# <center> **Introduction to Natural Language Processing  with Hugging Face Transformers** <center>


In [1]:
### Installing Required Libraries

In [2]:
!pip install torch



In [3]:
!pip install --upgrade torch



In [4]:
!pip install -q transformers

In [5]:
!pip install datasets evaluate transformers[sentencepiece]



In [6]:
!pip install sacremoses



In [7]:
### Importing Required Libraries

In [8]:
import warnings
warnings.filterwarnings('ignore')

In [9]:
from transformers import pipeline
from transformers import AutoTokenizer
from transformers import AutoModel

  LARGE_SPARSE_SUPPORTED = LooseVersion(scipy_version) >= '0.14.0'


In [10]:
### Example 1 - Sentiment Analysis

In [12]:
classifier = pipeline("sentiment-analysis", model="distilbert-base-uncased-finetuned-sst-2-english")

In [13]:
classifier("Having three long haired, heavy shedding dogs at home, I was pretty skeptical that this could hold up to all the hair and dirt they trek in, but this wonderful piece of tech has been nothing short of a godsend for me! ")
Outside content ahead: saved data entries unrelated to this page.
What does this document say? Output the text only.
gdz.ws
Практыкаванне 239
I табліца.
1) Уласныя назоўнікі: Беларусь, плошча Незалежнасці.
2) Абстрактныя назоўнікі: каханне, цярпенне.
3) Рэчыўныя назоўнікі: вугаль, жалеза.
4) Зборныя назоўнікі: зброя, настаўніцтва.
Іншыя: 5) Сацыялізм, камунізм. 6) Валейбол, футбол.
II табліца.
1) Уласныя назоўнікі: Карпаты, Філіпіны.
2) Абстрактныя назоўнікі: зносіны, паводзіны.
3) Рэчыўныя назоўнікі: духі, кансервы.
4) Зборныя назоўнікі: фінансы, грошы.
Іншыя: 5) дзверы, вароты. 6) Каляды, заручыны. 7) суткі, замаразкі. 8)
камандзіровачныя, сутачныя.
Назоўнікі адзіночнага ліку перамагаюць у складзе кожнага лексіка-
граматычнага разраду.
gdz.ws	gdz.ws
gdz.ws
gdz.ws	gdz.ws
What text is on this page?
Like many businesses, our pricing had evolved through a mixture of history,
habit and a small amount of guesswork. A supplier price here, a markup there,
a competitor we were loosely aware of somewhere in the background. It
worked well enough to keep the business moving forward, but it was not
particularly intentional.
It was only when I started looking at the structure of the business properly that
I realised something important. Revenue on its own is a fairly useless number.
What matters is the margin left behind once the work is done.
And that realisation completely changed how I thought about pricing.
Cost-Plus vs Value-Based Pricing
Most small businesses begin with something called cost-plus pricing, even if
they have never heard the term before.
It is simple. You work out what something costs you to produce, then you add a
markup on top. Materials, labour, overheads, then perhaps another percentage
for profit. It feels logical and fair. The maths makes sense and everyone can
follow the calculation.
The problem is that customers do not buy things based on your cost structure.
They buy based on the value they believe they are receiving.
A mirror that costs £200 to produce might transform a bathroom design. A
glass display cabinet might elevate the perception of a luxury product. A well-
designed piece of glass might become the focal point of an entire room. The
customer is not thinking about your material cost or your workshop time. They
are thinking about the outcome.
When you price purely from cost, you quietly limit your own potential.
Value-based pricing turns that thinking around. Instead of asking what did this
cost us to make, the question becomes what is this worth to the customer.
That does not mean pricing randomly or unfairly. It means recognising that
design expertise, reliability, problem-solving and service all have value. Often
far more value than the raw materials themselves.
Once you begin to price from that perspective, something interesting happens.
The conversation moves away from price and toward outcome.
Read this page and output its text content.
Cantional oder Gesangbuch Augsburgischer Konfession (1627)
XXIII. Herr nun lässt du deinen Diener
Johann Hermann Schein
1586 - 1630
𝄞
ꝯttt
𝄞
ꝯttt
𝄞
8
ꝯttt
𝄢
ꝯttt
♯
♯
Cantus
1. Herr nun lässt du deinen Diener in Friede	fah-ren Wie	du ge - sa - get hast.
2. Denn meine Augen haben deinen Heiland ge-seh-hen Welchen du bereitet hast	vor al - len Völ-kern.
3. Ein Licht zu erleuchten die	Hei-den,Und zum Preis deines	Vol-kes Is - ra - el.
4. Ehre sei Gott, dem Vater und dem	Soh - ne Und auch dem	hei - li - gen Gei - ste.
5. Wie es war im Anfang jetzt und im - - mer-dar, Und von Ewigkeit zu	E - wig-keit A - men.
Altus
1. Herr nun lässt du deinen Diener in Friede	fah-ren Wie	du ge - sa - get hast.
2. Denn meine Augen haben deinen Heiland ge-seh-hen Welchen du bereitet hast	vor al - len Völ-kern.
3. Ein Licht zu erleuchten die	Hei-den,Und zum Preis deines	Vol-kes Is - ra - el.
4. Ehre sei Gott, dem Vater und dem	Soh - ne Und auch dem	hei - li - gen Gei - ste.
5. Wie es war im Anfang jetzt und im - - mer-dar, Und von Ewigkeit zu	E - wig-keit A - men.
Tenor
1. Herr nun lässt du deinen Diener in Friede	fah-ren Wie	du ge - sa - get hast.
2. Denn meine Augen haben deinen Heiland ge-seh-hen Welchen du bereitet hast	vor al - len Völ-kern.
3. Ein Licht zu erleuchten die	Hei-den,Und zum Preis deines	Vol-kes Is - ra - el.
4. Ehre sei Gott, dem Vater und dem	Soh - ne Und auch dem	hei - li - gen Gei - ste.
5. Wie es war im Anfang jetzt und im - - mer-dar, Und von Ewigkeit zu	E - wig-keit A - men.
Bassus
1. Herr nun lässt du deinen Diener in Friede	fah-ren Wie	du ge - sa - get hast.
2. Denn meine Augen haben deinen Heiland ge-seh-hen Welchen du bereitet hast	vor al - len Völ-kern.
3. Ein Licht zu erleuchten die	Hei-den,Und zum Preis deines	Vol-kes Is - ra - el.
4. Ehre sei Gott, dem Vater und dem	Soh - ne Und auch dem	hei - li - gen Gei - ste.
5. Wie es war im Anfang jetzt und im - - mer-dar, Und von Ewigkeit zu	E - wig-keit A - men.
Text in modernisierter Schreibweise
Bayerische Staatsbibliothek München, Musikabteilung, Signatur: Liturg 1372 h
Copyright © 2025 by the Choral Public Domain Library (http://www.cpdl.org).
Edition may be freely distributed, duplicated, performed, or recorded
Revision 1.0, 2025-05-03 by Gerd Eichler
[{'label': 'POSITIVE', 'score': 0.9982457160949707}]

In [14]:
classifier("I like cat")

[{'label': 'POSITIVE', 'score': 0.9994874000549316}]

In [15]:
### Example 2 - [Topic Classification]

In [17]:
classifier = pipeline("zero-shot-classification", model="facebook/bart-large-mnli")
classifier(
    "Exploratory Data Analysis is the first course in Machine Learning Program that introduces learners to the broad range of Machine Learning concepts, applications, challenges, and solutions, while utilizing interesting real-life datasets",
    candidate_labels=["art", "natural science", "data analysis"],
)

{'sequence': 'Exploratory Data Analysis is the first course in Machine Learning Program that introduces learners to the broad range of Machine Learning concepts, applications, challenges, and solutions, while utilizing interesting real-life datasets',
 'labels': ['data analysis', 'art', 'natural science'],
 'scores': [0.9957792162895203, 0.0026982580311596394, 0.0015224860981106758]}

In [18]:
generator = pipeline("text-generation", model="gpt2")
generator("This course will teach you")

Setting `pad_token_id` to `eos_token_id`:50256 for open-end generation.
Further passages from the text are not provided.